The printing press was invented in 1492. Daniel Defoe wrote the first English language novel, Robinson Crusoe, in 1719. The “humanitarian revolution” came soon after in the late-18th and 19th centuries, and “was accelerated by publishing, literacy, travel, science, and other cosmopolitan forces that broaden people’s intellectual and moral horizons.” (Pinker, 2011)
What was it “that passed from unexceptionable to controversial to immoral to unthinkable to not thought-about during the Humanitarian Revolution”? That period of time following the emergence of the English-language novel and relative wide-spread literacy? “Customs such as slavery, serfdom, breaking on the wheel, disemboweling, bearbaiting, cat-burning, heretic-burning, witch-drowning, thief-hanging, public executions, the display of rotting corpses on gibbets, dueling, debtors’ prisons, flogging, keelhauling” and more, all activities that were more-or-less normal, almost completely disappeared during this time. (Pinker, 2011)
Pinker doesn’t claim that a dramatic increase in literacy as well as literature is solely responsible for the incredible expansion of our empathy circle, but he does claim that it is partially (and maybe in large part) responsible, and I would add that it’s a gain that could conceivably be, at least somewhat, lost.
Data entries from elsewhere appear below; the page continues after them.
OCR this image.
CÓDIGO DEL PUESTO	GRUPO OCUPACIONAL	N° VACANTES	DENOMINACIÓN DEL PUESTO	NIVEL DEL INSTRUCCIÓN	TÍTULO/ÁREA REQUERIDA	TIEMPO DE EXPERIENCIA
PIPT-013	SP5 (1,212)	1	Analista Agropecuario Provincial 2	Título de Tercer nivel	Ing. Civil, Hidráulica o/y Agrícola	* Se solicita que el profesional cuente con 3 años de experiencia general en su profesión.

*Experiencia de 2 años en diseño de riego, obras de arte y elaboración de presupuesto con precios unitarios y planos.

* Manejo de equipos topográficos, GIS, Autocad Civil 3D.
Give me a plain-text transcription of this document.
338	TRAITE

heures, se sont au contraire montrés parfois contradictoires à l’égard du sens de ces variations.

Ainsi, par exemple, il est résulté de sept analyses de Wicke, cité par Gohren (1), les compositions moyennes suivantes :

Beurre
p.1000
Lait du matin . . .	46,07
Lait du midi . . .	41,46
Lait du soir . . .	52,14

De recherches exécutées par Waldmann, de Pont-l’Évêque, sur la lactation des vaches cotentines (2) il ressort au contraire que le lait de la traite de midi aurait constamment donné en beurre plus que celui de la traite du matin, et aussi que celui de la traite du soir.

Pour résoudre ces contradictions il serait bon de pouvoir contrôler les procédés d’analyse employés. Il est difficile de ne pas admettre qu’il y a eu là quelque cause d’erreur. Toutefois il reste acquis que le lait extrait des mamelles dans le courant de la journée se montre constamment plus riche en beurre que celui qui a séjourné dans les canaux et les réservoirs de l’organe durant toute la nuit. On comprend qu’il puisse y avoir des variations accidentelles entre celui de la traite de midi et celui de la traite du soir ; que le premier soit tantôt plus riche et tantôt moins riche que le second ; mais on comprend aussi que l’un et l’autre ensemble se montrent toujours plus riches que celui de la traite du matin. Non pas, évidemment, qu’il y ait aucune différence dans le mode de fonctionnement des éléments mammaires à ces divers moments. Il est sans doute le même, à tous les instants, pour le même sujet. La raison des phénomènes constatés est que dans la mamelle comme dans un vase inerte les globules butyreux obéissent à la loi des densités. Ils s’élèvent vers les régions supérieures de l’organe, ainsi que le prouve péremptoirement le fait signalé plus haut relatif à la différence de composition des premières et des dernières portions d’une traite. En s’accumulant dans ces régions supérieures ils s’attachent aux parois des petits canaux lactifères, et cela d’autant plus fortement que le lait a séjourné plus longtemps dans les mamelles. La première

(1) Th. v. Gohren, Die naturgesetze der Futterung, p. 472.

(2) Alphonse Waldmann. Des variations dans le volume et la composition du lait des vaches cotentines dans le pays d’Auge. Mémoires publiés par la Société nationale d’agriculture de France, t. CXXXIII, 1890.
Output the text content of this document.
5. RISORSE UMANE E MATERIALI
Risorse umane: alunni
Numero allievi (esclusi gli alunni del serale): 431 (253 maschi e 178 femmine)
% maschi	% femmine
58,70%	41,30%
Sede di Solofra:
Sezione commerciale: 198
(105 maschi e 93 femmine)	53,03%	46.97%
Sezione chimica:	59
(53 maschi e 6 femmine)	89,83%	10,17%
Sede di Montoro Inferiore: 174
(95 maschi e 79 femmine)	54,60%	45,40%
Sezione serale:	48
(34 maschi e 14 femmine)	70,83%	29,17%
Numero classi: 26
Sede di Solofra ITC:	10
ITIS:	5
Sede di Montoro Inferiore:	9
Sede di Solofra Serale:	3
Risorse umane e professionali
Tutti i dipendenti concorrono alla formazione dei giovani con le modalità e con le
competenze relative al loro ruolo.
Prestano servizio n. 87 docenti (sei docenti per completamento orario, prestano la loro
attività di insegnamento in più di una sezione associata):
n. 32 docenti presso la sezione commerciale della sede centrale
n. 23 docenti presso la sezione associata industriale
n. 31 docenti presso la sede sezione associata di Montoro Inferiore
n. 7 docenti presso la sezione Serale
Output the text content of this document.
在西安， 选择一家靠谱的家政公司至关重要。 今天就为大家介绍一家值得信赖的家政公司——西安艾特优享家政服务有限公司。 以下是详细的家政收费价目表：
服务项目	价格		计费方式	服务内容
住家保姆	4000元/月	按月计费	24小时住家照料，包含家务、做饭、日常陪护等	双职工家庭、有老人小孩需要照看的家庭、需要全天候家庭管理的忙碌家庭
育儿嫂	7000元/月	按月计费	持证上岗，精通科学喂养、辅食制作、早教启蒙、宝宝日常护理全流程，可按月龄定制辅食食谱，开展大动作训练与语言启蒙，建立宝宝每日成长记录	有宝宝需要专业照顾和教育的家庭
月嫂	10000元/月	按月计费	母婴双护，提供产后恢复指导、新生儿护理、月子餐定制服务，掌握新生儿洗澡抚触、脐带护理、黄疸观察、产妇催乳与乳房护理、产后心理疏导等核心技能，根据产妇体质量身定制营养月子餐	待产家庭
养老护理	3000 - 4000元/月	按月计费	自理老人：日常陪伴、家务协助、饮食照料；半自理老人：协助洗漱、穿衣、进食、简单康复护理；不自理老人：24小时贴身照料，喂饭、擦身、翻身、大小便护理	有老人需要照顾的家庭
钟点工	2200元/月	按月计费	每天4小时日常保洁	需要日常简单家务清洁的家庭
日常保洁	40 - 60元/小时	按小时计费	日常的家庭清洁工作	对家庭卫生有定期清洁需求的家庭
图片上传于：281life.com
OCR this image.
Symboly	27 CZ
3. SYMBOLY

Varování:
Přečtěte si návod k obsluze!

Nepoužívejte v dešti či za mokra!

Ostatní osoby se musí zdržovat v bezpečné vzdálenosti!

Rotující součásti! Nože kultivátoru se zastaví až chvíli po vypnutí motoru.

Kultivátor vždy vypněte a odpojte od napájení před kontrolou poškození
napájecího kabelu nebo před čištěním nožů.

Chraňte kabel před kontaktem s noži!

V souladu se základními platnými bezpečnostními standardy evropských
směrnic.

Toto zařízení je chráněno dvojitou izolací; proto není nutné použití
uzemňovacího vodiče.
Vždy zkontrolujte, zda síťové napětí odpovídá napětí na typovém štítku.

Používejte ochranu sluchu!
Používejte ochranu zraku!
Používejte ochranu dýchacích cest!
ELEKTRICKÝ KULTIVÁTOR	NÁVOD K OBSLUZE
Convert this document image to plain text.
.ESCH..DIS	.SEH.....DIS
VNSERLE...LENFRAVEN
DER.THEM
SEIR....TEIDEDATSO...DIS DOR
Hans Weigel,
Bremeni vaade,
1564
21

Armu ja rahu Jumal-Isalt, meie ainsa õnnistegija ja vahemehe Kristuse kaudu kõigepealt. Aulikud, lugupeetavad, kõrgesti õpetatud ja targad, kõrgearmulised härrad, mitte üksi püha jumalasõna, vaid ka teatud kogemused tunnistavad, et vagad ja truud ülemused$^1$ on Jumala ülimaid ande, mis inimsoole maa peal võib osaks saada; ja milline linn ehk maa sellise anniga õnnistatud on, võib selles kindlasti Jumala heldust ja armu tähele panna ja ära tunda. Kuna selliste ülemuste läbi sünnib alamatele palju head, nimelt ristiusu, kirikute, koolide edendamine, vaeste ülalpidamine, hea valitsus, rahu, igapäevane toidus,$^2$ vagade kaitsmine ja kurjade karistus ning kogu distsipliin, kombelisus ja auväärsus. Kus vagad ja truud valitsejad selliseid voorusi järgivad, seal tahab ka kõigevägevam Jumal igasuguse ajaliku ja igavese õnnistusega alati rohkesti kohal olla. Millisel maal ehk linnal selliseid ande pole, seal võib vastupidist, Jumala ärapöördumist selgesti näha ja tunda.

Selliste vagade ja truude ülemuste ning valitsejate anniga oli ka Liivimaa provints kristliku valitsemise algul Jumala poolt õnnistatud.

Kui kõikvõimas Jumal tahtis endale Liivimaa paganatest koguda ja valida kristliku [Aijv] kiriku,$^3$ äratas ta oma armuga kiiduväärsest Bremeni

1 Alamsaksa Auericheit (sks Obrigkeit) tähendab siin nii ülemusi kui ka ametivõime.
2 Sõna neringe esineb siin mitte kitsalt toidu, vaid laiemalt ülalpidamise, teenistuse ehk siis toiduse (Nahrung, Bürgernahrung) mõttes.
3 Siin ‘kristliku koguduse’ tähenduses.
I’m not saying that the shift in English Regents exams is going to cause us to go back to keelhauling and witch-drowning, but is it really so unreasonable to believe that reading fewer stories will result in a weaker empathy muscle, and that, on some level, that won’t bode well for our society?
Conclusion
I sometimes feel as though I am having two conversations. I am very much a supporter of Self-Directed Education (unschooling) and I am not comfortable in forcing students to read any story, for a number of reasons. I understand the trepidation in choosing “the best” texts for everyone because, frankly, so long as you have a class of more than one student, you will not be able to select a single “best” set of texts for everybody.
On the other hand, in the context of compulsory education, true “SDE” is not a practical reality in the near future, and so the conversation of which texts, how many texts, and what kind of texts, has to be had.
I’ve always thought it was particularly arrogant for an English teacher to claim that they are “teaching” literature - as corny as it sounds, great literature is an experience that incrementally transforms us into more empathetic people. Overloading on nonfiction texts, or limiting fiction to a single book or, worse yet, a series of excerpts to be read over and over again, is going to result in less empathetic people, and a more dysfunctional society.